Scene di Dario Gessati, costumi di Gianluca Falaschi, luci di Paolo Manti e musiche di Mario Autore.
Arturo Cirillo è Don Giovanni. Una passione nata dall’opera mozartiana
La passione di Cirillo per Don Giovanni nasce dalla frequentazione dell’opera di Mozart e Da Ponte.
Ricorda di averla vista al Teatro di San Carlo e nel film diretto da Joseph Losey nel 1979.
L’incontro decisivo avvenne durante gli anni all’Accademia Nazionale d’Arte Drammatica Silvio d’Amico.
Qui, guidati dal maestro Paolo Terni, gli studenti lavorarono sul “Don Giovanni” in forma di recitar-cantando.
Un’esperienza che univa la parola del libretto alla forza ritmica e melodica della musica mozartiana.

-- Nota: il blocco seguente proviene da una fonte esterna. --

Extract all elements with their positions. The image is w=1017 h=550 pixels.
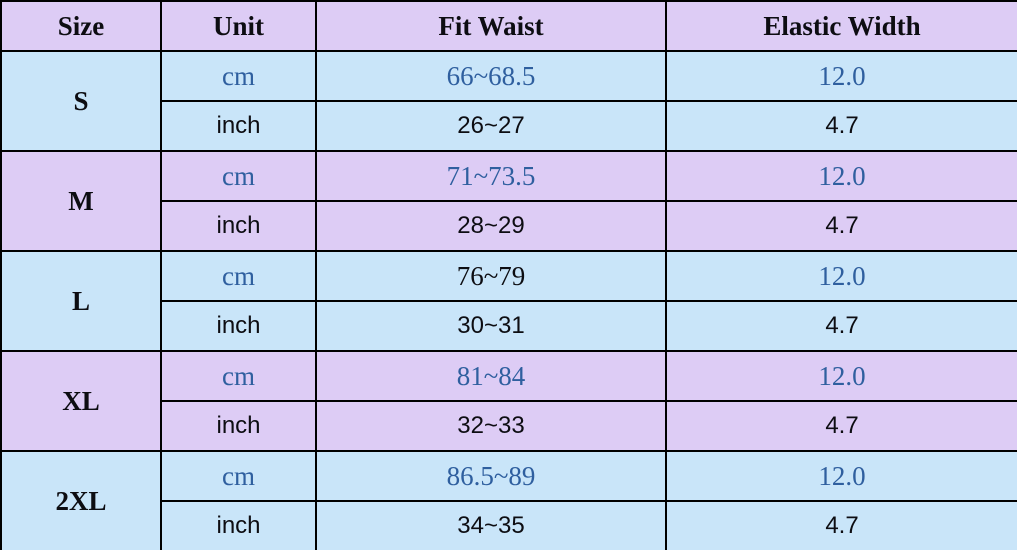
elastic-width-inch-value: 4.7	[665, 200, 1017, 252]
size-label-m: M	[0, 150, 162, 252]
header-elastic-width: Elastic Width	[665, 0, 1017, 52]
fit-waist-inch-value: 32~33	[315, 400, 667, 452]
header-size: Size	[0, 0, 162, 52]
unit-cm-cell: cm	[160, 250, 317, 302]
elastic-width-inch-value: 4.7	[665, 500, 1017, 550]
unit-inch-cell: inch	[160, 400, 317, 452]
unit-cm-cell: cm	[160, 450, 317, 502]
fit-waist-cm-value: 66~68.5	[315, 50, 667, 102]
fit-waist-cm-value: 81~84	[315, 350, 667, 402]
table-row: inch 30~31 4.7	[1, 300, 1017, 352]
elastic-width-inch-value: 4.7	[665, 100, 1017, 152]
fit-waist-cm-value: 76~79	[315, 250, 667, 302]
table-row: 2XL cm 86.5~89 12.0	[0, 450, 1017, 550]
elastic-width-cm-value: 12.0	[665, 250, 1017, 302]
unit-cm-cell: cm	[160, 150, 317, 202]
fit-waist-cm-value: 71~73.5	[315, 150, 667, 202]
table-row: inch 28~29 4.7	[1, 200, 1017, 252]
table-row: S cm 66~68.5 12.0	[0, 50, 1017, 152]
fit-waist-inch-value: 30~31	[315, 300, 667, 352]
header-fit-waist: Fit Waist	[315, 0, 667, 52]
unit-inch-cell: inch	[160, 500, 317, 550]
size-label-s: S	[0, 50, 162, 152]
unit-cm-cell: cm	[160, 350, 317, 402]
table-row: M cm 71~73.5 12.0	[0, 150, 1017, 252]
elastic-width-cm-value: 12.0	[665, 150, 1017, 202]
elastic-width-inch-value: 4.7	[665, 400, 1017, 452]
fit-waist-cm-value: 86.5~89	[315, 450, 667, 502]
unit-inch-cell: inch	[160, 200, 317, 252]
fit-waist-inch-value: 26~27	[315, 100, 667, 152]
header-unit: Unit	[160, 0, 317, 52]
unit-cm-cell: cm	[160, 50, 317, 102]
elastic-width-cm-value: 12.0	[665, 350, 1017, 402]
size-label-xl: XL	[0, 350, 162, 452]
elastic-width-cm-value: 12.0	[665, 50, 1017, 102]
elastic-width-cm-value: 12.0	[665, 450, 1017, 502]
unit-inch-cell: inch	[160, 100, 317, 152]
size-label-2xl: 2XL	[0, 450, 162, 550]
fit-waist-inch-value: 34~35	[315, 500, 667, 550]
header-row: Size Unit Fit Waist Elastic Width	[0, 0, 1017, 52]
table-row: inch 26~27 4.7	[1, 100, 1017, 152]
elastic-width-inch-value: 4.7	[665, 300, 1017, 352]
table-row: L cm 76~79 12.0	[0, 250, 1017, 352]
fit-waist-inch-value: 28~29	[315, 200, 667, 252]
table-row: inch 32~33 4.7	[1, 400, 1017, 452]
size-label-l: L	[0, 250, 162, 352]
unit-inch-cell: inch	[160, 300, 317, 352]
table-row: XL cm 81~84 12.0	[0, 350, 1017, 452]
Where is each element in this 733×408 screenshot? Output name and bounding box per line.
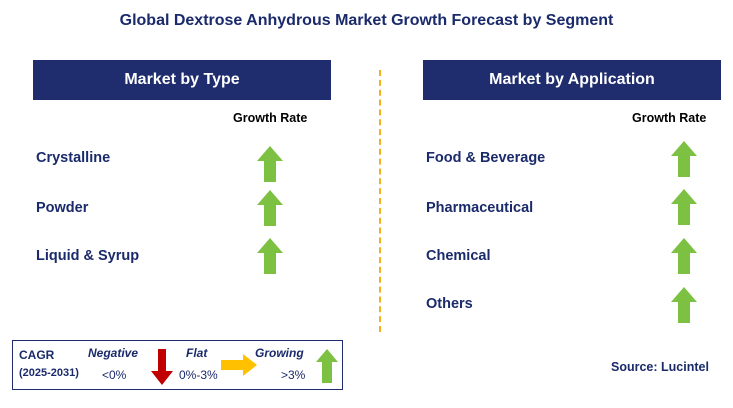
source-note: Source: Lucintel (611, 360, 709, 374)
page-title: Global Dextrose Anhydrous Market Growth … (119, 12, 614, 29)
growing-arrow-icon (671, 287, 697, 323)
type-item-powder: Powder (36, 200, 89, 216)
application-panel-header: Market by Application (423, 60, 721, 100)
application-panel-header-label: Market by Application (489, 71, 655, 88)
legend-period: (2025-2031) (19, 367, 79, 379)
type-item-crystalline: Crystalline (36, 150, 111, 166)
growing-arrow-icon (257, 238, 283, 274)
type-growth-rate-label: Growth Rate (233, 111, 308, 125)
type-item-liquid-syrup: Liquid & Syrup (36, 248, 140, 264)
growing-arrow-icon (257, 190, 283, 226)
growing-arrow-icon (671, 238, 697, 274)
legend-flat-label: Flat (186, 346, 208, 360)
legend-negative-label: Negative (88, 346, 139, 360)
flat-arrow-icon (221, 354, 257, 376)
application-item-chemical: Chemical (426, 248, 491, 264)
legend-flat-range: 0%-3% (179, 368, 218, 382)
legend-cagr-label: CAGR (19, 348, 55, 362)
legend-growing-label: Growing (255, 346, 304, 360)
type-panel-header: Market by Type (33, 60, 331, 100)
type-panel-header-label: Market by Type (124, 71, 240, 88)
application-item-others: Others (426, 296, 473, 312)
growing-arrow-icon (671, 141, 697, 177)
growing-arrow-icon (671, 189, 697, 225)
application-growth-rate-label: Growth Rate (632, 111, 707, 125)
application-item-pharmaceutical: Pharmaceutical (426, 200, 534, 216)
growing-arrow-icon (316, 349, 338, 383)
panel-divider (379, 70, 381, 332)
legend-negative-range: <0% (102, 368, 127, 382)
application-item-food-beverage: Food & Beverage (426, 150, 546, 166)
negative-arrow-icon (151, 349, 173, 385)
growing-arrow-icon (257, 146, 283, 182)
legend-growing-range: >3% (281, 368, 306, 382)
cagr-legend: CAGR (2025-2031) Negative <0% Flat 0%-3%… (12, 340, 343, 390)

Arturo Cirillo è Don Giovanni. Una corsa verso il precipizio
In quell’occasione Cirillo percepì la corsa inarrestabile verso la morte che attraversa l’opera.
Dall’assassinio del Commendatore allo sprofondare finale tra i fuochi infernali, tutto vibra sull’orlo del precipizio.
È una danza disperata ma vitalissima, una sfida continua al destino e al presentimento.
Negli anni Molière è diventato uno dei suoi autori prediletti, quasi un compagno di viaggio.
Da qui la scelta naturale di intrecciare il testo molieriano con il libretto di Da Ponte.
Arturo Cirillo è Don Giovanni. Comicità, ossessione e leggerezza drammatica
Di Molière resta la capacità di lavorare su un comico paradossale e ossessivo.
Una comicità che talvolta sfiora il teatro dell’assurdo, mantenendo tensione e ambiguità.
Di Da Ponte emerge invece la poesia, la musicalità e una leggerezza attraversata da ombre drammatiche.
La musica di Mozart racconta insieme grazia e tragedia ineluttabile, senza concedere scampo.
Il risultato è un racconto che utilizza codici diversi per restituire un mito sempre attuale.

Arturo Cirillo è Don Giovanni. Un gioco senza fine
Don Giovanni è figura di chi non vuole smettere di giocare e sedurre. Ogni incontro è un nuovo inizio, ogni conquista un passo verso l’abisso.
Accanto a lui Sganarello diventa alter ego inseparabile, come coppie celebri della storia teatrale. Lo spettacolo restituisce questa tensione continua tra desiderio, recita e condanna finale.
Il 5 marzo, dopo lo spettacolo, Cirillo e la compagnia incontreranno il pubblico moderati da Andrea Pocosgnich.
Le repliche sono previste dal 3 all’8 marzo con orari serali e pomeridiani, per una durata complessiva di cento minuti.